When working on this challenge, make sure you are in the course Quarto Project you created earlier.

You know you are in a Quarto Project because you can see the name of the Project in the top-right corner of RStudio, next to the light-blue cube icon.

If you see Project (none) in the top-right corner, that means you are not in a Quarto Project.

To make sure you are in the right Quarto project, you can open the project by going to the project folder in File Explorer (Win) or Finder (macOS) and double click on the .Rproj file.

1 Instructions

For this challenge you have to practice statistical modelling using regression models with the brms package.

The following sections give some more specific instructions for three data frames. To learn more about the data frames, check the “Description” links.

2 Albanian VOT

Description

The file coretta2021/alb-vot.csv has acoustic measurements related to Voice Onset Time (VOT) in Albanian stops.

Use regression to answer the following question: What is the average VOT of voiceless stops in Albanian?

  • Calculate VOT from voi_onset and release.
  • Filter the data so that you only include voiceless stops.

3 Massive Auditory Lexical Decision (MALD)

Description

In tucker2019/mald_1_1.rds there is data from a lexical decision task: participants listened to a word and had to say if the word was a real word or not.

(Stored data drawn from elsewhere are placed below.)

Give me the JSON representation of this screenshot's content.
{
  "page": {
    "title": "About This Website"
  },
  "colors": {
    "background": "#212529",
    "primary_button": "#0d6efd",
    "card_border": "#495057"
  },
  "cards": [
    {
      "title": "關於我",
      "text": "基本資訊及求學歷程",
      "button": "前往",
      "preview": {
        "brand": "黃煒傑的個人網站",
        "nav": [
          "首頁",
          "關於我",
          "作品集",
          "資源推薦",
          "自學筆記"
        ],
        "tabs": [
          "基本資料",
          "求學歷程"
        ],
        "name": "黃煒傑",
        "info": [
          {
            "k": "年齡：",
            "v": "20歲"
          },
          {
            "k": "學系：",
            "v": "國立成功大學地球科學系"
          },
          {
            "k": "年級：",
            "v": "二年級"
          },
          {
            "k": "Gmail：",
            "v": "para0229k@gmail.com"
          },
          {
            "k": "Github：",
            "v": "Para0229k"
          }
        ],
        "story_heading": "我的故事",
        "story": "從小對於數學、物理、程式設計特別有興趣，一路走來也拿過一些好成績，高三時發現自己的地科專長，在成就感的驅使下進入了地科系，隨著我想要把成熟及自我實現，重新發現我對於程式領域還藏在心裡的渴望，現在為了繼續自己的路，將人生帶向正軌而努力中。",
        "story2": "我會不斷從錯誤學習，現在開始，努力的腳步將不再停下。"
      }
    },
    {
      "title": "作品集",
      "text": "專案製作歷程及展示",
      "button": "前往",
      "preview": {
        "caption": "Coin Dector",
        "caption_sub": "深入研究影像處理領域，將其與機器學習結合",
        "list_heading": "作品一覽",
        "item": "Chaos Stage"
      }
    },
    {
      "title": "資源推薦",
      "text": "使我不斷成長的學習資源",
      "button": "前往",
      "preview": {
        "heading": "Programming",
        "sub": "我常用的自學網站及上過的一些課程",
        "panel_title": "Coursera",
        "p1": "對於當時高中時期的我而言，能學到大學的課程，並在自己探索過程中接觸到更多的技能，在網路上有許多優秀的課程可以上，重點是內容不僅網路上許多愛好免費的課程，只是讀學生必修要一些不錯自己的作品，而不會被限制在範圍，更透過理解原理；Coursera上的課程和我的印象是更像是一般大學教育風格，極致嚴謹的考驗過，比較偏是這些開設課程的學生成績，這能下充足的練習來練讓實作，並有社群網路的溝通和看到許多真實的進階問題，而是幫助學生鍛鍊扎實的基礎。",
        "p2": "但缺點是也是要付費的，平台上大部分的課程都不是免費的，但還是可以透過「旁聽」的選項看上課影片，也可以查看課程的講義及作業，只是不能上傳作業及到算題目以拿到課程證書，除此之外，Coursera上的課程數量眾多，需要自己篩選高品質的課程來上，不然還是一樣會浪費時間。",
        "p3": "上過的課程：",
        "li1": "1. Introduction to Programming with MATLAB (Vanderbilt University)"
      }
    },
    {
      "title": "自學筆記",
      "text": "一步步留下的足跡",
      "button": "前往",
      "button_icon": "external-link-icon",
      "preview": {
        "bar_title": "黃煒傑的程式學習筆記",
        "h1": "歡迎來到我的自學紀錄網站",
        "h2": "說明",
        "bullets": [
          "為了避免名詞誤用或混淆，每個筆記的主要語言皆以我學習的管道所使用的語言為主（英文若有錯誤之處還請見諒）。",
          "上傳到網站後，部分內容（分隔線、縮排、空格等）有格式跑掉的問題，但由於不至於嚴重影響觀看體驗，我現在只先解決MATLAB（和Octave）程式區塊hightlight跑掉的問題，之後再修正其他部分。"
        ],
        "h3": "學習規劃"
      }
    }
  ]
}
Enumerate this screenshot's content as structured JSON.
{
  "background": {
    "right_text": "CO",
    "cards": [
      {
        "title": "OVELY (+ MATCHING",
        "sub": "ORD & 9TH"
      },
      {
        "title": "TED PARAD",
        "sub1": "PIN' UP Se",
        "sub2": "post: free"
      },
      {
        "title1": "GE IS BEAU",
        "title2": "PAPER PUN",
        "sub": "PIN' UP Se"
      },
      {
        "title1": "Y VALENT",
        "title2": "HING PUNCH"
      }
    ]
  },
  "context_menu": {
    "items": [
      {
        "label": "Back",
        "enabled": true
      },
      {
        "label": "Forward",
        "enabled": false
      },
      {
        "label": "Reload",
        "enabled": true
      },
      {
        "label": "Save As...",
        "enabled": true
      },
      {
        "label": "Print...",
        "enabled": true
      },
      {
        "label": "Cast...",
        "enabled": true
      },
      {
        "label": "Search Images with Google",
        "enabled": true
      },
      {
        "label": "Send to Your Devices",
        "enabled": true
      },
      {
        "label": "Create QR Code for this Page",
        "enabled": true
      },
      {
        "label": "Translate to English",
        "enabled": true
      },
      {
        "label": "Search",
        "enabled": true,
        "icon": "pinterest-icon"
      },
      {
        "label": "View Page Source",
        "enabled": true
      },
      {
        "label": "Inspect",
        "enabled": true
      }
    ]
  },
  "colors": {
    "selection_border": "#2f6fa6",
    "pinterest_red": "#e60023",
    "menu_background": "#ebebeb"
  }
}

Answer the following question: What is the effect of phonetic Levinstein distance PhonLev on logged reaction times RT_log?

  • You need a regression with one outcome variable and one predictor.

4 Scalar inferences and scalar diversity

Description

The data in pankratz2021/si.csv is from a study that looked at scalar inferences. A scalar inference happens when you encounter a sentence like in (1) and you infer that Fatima didn’t eat all of the cookies.

  1. Fatima ate some of the cookies.

In particular, the study looks at the phenomenon of scalar diversity: the observation that scalar inferences are made at different rates for different words. For example, for “The food was cheap” (where “cheap” is a weaker scalar word), people do often infer that the food wasn’t free (a stronger word on the same scale of price). But, for “The village was pretty”, people don’t often infer that the village wasn’t beautiful.

Use a regression model to answer the following question: What is the relationship between the logged co-occurrence frequency of weak/strong adjective and their semantic distance?

  • Calculate the logarithm of freq.

  • Use a regression model with an outcome variable and a predictor.